Meme kanserinin ilerleme hızı, kanser hücrelerinin bölünme ve büyüme oranıyla doğrudan ilişkilidir. Bu süreç, özellikle "ikiye katlanma süresi" gibi modeller aracılığıyla tahmin edilir ve meme kanserinin alt tipi, büyüme hızında belirleyici bir rol oynar. Ayrıca, Ki-67 tümör işaretçisi düzeyi ve tümörün derecesi gibi faktörler, kanser hücrelerinin laboratuvarda incelendiğinde gözlemlenen fiziksel özelliklerini kapsar ve büyüme hızını etkileyebilir.
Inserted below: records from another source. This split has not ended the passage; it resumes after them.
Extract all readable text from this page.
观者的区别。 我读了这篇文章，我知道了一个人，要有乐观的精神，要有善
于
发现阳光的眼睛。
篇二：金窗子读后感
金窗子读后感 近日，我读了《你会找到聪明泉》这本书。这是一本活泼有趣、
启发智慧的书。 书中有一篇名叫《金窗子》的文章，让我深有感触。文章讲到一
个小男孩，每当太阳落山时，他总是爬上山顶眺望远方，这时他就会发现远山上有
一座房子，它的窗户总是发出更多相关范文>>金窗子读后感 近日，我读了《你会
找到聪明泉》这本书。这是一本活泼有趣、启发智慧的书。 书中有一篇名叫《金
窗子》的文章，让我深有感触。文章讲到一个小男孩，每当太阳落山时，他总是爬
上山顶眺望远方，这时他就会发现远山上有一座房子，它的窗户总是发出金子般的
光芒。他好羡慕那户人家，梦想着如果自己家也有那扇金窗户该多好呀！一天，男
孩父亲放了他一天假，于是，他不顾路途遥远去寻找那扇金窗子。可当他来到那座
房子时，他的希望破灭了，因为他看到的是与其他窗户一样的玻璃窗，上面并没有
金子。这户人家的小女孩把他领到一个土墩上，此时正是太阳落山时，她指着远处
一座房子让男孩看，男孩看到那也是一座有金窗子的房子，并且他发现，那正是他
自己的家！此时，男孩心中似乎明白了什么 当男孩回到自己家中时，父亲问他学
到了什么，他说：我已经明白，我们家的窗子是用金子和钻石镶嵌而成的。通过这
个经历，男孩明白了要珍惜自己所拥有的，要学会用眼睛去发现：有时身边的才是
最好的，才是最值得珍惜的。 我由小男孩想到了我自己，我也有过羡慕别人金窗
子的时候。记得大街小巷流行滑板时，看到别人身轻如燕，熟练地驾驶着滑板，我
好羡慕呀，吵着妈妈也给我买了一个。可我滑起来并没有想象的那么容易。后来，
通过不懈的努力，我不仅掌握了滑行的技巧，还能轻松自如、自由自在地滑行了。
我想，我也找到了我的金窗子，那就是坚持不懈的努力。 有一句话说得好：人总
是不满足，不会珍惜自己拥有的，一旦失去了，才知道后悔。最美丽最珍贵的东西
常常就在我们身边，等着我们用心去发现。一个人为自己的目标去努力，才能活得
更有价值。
Kanserin büyüme hızı kişiden kişiye farklılık gösterse de, erken teşhisin tedavi başarısı üzerinde önemli bir etkisi vardır. Erken evrede tespit edilen meme kanseri, genellikle daha iyi tedavi sonuçlarına sahiptir. Bu nedenle, meme kanserinin en erken ve en tedavi edilebilir aşamasında tespit edilmesine yardımcı olabilecek rutin mamografi taramaları ve düzenli meme muayenelerinin önemi büyüktür. Sağlık hizmeti sağlayıcınızla düzenli iletişim halinde olmak ve önerilen tarama programlarına uymak, bu süreçte kritik bir adımdır.